In a rare victory for fans of the Fourth Amendment, the Supreme Court unanimously decided today that the police need to have a search warrant before they can place a GPS device on your car to track your movements, even if your car is parked on public property when the device is attached. The Obama Administration had argued that GPS devices are common tools of law enforcement and not unlike “beepers” that the court had allowed warrantless use of in a 1983 decision called United States v. Knotts. Surprisingly, even though the case in question involved a cocaine trafficker alleged to have moved 97 kilos and $850,000, the justices decided the Obama Administration’s position was wrong.
In this case (decision here) a nightclub owner named Jones was suspected of running cocaine. District of Columbia police ran surveillance on Jones and based on evidence, applied and received a warrant to place a GPS tracking device on Jones’ Jeep Grand Cherokee. The limit on that warrant was to place the device within ten days while the Jeep was parked in DC. Cops, however, placed the GPS on Jones’ Jeep on day 11 and while it was in nearby Maryland, not DC.
At trial, Jones moved to have the GPS data ruled inadmissable. The District Court, in large part, disagreed, ruling:
“‘[a] person traveling in an automobile on public thoroughfares has no reasonable expectation of privacy in his movements from one place to another.’ ” Ibid. (quoting United States v. Knotts, 460 U. S. 276, 281 (1983)).
The Court of Appeals disagreed, saying the warrantless GPS tracking was a 4th Amendment violation. The Supreme Court agreed.
What I found surprising in the unanimous opinion, authored by Justice Scalia of all people, is that the court used the exact logic I used in 2010 when describing a horrible 2010 9th Circuit Court ruling in the case of Oregon’s Juan Pineda-Romero that approved the use of a warrantless GPS device placed on the man’s car while it was parked on his private property. In a fantasy time-machine scenario where I try to explain the 9th Circuit ruling to the Founding Fathers, I wrote:
It’s hard to explain, but imagine that everywhere you went, there was a government clerk going with you, cataloging every location you visit and every route you took to get there and every time of the day you went. Then imagine the government clerk never sleeps and is invisible and you can’t possibly detect him in any way.
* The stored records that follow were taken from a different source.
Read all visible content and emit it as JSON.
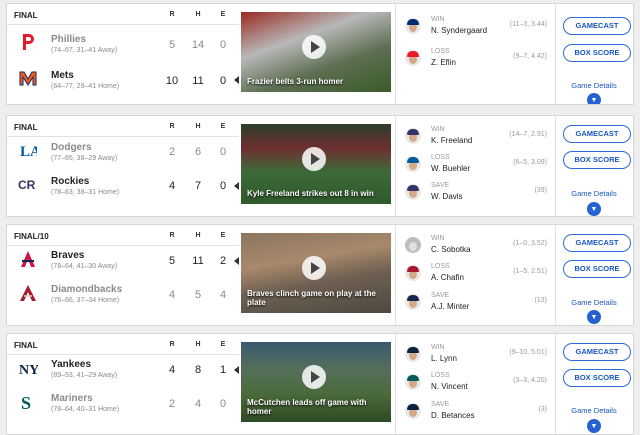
{
  "games": [
    {
      "status": "FINAL",
      "headers": [
        "R",
        "H",
        "E"
      ],
      "teams": [
        {
          "name": "Phillies",
          "record": "(74–67, 31–41 Away)",
          "r": "5",
          "h": "14",
          "e": "0",
          "winner": false,
          "logo": "phillies-logo",
          "color": "#e81828"
        },
        {
          "name": "Mets",
          "record": "(64–77, 29–41 Home)",
          "r": "10",
          "h": "11",
          "e": "0",
          "winner": true,
          "logo": "mets-logo",
          "color": "#ff5910"
        }
      ],
      "video_caption": "Frazier belts 3-run homer",
      "pitchers": [
        {
          "type": "WIN",
          "name": "N. Syndergaard",
          "stat": "(11–3, 3.44)",
          "cap": "#002d72"
        },
        {
          "type": "LOSS",
          "name": "Z. Eflin",
          "stat": "(9–7, 4.42)",
          "cap": "#e81828"
        }
      ],
      "gamecast_label": "GAMECAST",
      "boxscore_label": "BOX SCORE",
      "details_label": "Game Details"
    },
    {
      "status": "FINAL",
      "headers": [
        "R",
        "H",
        "E"
      ],
      "teams": [
        {
          "name": "Dodgers",
          "record": "(77–65, 38–29 Away)",
          "r": "2",
          "h": "6",
          "e": "0",
          "winner": false,
          "logo": "dodgers-logo",
          "color": "#005a9c"
        },
        {
          "name": "Rockies",
          "record": "(78–63, 38–31 Home)",
          "r": "4",
          "h": "7",
          "e": "0",
          "winner": true,
          "logo": "rockies-logo",
          "color": "#333366"
        }
      ],
      "video_caption": "Kyle Freeland strikes out 8 in win",
      "pitchers": [
        {
          "type": "WIN",
          "name": "K. Freeland",
          "stat": "(14–7, 2.91)",
          "cap": "#333366"
        },
        {
          "type": "LOSS",
          "name": "W. Buehler",
          "stat": "(6–5, 3.09)",
          "cap": "#005a9c"
        },
        {
          "type": "SAVE",
          "name": "W. Davis",
          "stat": "(39)",
          "cap": "#333366"
        }
      ],
      "gamecast_label": "GAMECAST",
      "boxscore_label": "BOX SCORE",
      "details_label": "Game Details"
    },
    {
      "status": "FINAL/10",
      "headers": [
        "R",
        "H",
        "E"
      ],
      "teams": [
        {
          "name": "Braves",
          "record": "(78–64, 41–30 Away)",
          "r": "5",
          "h": "11",
          "e": "2",
          "winner": true,
          "logo": "braves-logo",
          "color": "#ce1141"
        },
        {
          "name": "Diamondbacks",
          "record": "(76–66, 37–34 Home)",
          "r": "4",
          "h": "5",
          "e": "4",
          "winner": false,
          "logo": "diamondbacks-logo",
          "color": "#a71930"
        }
      ],
      "video_caption": "Braves clinch game on play at the plate",
      "pitchers": [
        {
          "type": "WIN",
          "name": "C. Sobotka",
          "stat": "(1–0, 3.52)",
          "cap": "",
          "blank": true
        },
        {
          "type": "LOSS",
          "name": "A. Chafin",
          "stat": "(1–5, 2.51)",
          "cap": "#a71930"
        },
        {
          "type": "SAVE",
          "name": "A.J. Minter",
          "stat": "(13)",
          "cap": "#13274f"
        }
      ],
      "gamecast_label": "GAMECAST",
      "boxscore_label": "BOX SCORE",
      "details_label": "Game Details"
    },
    {
      "status": "FINAL",
      "headers": [
        "R",
        "H",
        "E"
      ],
      "teams": [
        {
          "name": "Yankees",
          "record": "(89–53, 41–29 Away)",
          "r": "4",
          "h": "8",
          "e": "1",
          "winner": true,
          "logo": "yankees-logo",
          "color": "#0c2340"
        },
        {
          "name": "Mariners",
          "record": "(78–64, 40–31 Home)",
          "r": "2",
          "h": "4",
          "e": "0",
          "winner": false,
          "logo": "mariners-logo",
          "color": "#005c5c"
        }
      ],
      "video_caption": "McCutchen leads off game with homer",
      "pitchers": [
        {
          "type": "WIN",
          "name": "L. Lynn",
          "stat": "(9–10, 5.01)",
          "cap": "#0c2340"
        },
        {
          "type": "LOSS",
          "name": "N. Vincent",
          "stat": "(3–3, 4.20)",
          "cap": "#005c5c"
        },
        {
          "type": "SAVE",
          "name": "D. Betances",
          "stat": "(3)",
          "cap": "#0c2340"
        }
      ],
      "gamecast_label": "GAMECAST",
      "boxscore_label": "BOX SCORE",
      "details_label": "Game Details"
    }
  ]
}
And that the government can assign that clerk to you without your knowledge and without a court determining that there’s a reasonable chance you’re breaking the law.
So imagine my glee when I read Justice Scalia’s footnote #3:
JUSTICE ALITO’s concurrence (hereinafter concurrence) doubts the wisdom of our approach because “it is almost impossible to think of late-18th-century situations that are analogous to what took place inthis case.”… But in fact it posits a situation that is not far afield—a constable’s concealing himself in the target’s coach in order to track its movements…. There is no doubt that the information gained by that trespassory activity would be the product of an unlawful search—whether that information consisted of the conversations occurring in the coach, or of the destinations to which the coach traveled.